Dalam ayat lain, neraka ini dijanjikan untuk orang-orang yang sesat, "Dan diperlihatkan dengan jelas neraka Jahim kepada orang- orang yang sesat," (Q.S. Syu‘ara [26]: 91).
Maksud orang-orang sesat di sana adalah orang-orang kafir dari kalangan bani Adam yang tersesat dari jalan petunjuk, sehingga mereka menyembah selain Allah, seperti berhala yang kelak tidak akan memberikan pertolongan kepada mereka.

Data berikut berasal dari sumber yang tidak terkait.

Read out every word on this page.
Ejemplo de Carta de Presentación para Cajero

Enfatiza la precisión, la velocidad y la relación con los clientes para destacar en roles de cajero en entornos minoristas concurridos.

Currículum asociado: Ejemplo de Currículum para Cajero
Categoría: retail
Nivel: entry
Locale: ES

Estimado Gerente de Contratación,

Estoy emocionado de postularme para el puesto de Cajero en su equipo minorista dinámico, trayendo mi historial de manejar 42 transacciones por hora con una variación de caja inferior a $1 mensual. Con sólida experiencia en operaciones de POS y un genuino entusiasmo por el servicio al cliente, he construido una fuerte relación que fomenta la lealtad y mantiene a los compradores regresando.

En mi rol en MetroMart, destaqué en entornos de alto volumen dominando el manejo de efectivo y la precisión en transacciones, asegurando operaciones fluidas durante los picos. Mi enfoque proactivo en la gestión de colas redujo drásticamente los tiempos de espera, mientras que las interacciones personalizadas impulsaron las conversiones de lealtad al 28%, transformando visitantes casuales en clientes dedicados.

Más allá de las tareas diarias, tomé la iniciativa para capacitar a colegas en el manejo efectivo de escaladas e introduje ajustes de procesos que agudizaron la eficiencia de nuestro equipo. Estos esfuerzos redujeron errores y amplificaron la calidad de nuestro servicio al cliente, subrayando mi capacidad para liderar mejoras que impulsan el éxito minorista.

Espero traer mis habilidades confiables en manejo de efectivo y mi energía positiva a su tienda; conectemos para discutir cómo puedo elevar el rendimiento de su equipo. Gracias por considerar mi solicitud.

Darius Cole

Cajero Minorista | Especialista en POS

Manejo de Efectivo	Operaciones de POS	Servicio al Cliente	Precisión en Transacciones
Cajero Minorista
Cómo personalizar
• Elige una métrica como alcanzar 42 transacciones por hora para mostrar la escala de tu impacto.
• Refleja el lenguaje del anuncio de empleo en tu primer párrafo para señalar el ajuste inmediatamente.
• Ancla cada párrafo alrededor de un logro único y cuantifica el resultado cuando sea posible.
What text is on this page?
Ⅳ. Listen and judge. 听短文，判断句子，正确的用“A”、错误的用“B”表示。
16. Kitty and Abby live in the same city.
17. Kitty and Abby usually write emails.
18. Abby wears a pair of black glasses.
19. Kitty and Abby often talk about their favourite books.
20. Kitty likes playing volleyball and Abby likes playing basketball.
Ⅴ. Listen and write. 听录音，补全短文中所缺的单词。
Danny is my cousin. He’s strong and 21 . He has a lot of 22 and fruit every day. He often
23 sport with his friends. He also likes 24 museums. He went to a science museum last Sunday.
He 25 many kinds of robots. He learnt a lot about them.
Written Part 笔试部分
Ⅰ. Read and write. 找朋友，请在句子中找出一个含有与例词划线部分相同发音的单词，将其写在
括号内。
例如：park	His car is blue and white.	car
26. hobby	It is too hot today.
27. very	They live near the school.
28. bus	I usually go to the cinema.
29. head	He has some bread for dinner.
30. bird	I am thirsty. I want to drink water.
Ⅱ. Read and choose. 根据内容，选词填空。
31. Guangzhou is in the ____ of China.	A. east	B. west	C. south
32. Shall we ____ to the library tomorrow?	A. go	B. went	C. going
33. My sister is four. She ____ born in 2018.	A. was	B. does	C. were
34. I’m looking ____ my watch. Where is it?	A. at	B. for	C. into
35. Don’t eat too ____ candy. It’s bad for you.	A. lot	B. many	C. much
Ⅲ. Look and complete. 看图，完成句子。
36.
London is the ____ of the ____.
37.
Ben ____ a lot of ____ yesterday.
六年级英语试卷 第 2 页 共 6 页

Pantaslah, menurut al-Thabari, Abu Jahal termasuk penghuni neraka ini. Lebih jelasnya lagi, para pendusta calon penghuni neraka ini dijelaskan dalam surah al-Muthaffifin, "Kecelakaan yang besarlah pada hari itu bagi orang-orang yang mendustakan, (yaitu) orang-orang yang mendustakan hari pembalasan.
Dan tidak ada yang mendustakan hari pembalasan itu melainkan setiap orang yang melampaui batas lagi berdosa, yang apabila dibacakan kepadanya ayat-ayat Kami, ia berkata, “Itu adalah dongengan orang-orang yang dahulu,” Sekali-kali tidak (demikian), sebenarnya apa yang selalu mereka usahakan itu menutupi hati mereka. Sekali-kali tidak, sesungguhnya mereka pada hari itu benar-benar tertutup dari (rahmat) Tuhan mereka. Kemudian, sesungguhnya mereka benar-benar masuk neraka Jahim," (Q.S. al-Muthaffifin [83]: 10-16).
6. Neraka Saqar
Di antara calon penghuni neraka ini adalah orang-orang yang tidak shalat, tidak menyantuni orang miskin, orang yang suka membicarakan yang batil, dan orang yang mendustakan hari Pembalasan.
Hal itu sebagaimana yang disampaikan Al-Quran, “Apakah yang memasukkan kamu ke dalam Saqar (neraka)?” Mereka menjawab, “Kami dahulu tidak termasuk orang-orang yang mengerjakan shalat, dan kami tidak (pula) memberi makan orang miskin, dan adalah kami membicarakan yang batil, bersama dengan orang-orang yang membicarakannya, dan adalah kami mendustakan hari Pembalasan,” (Q.S. Muddatsir [74]: 42-46).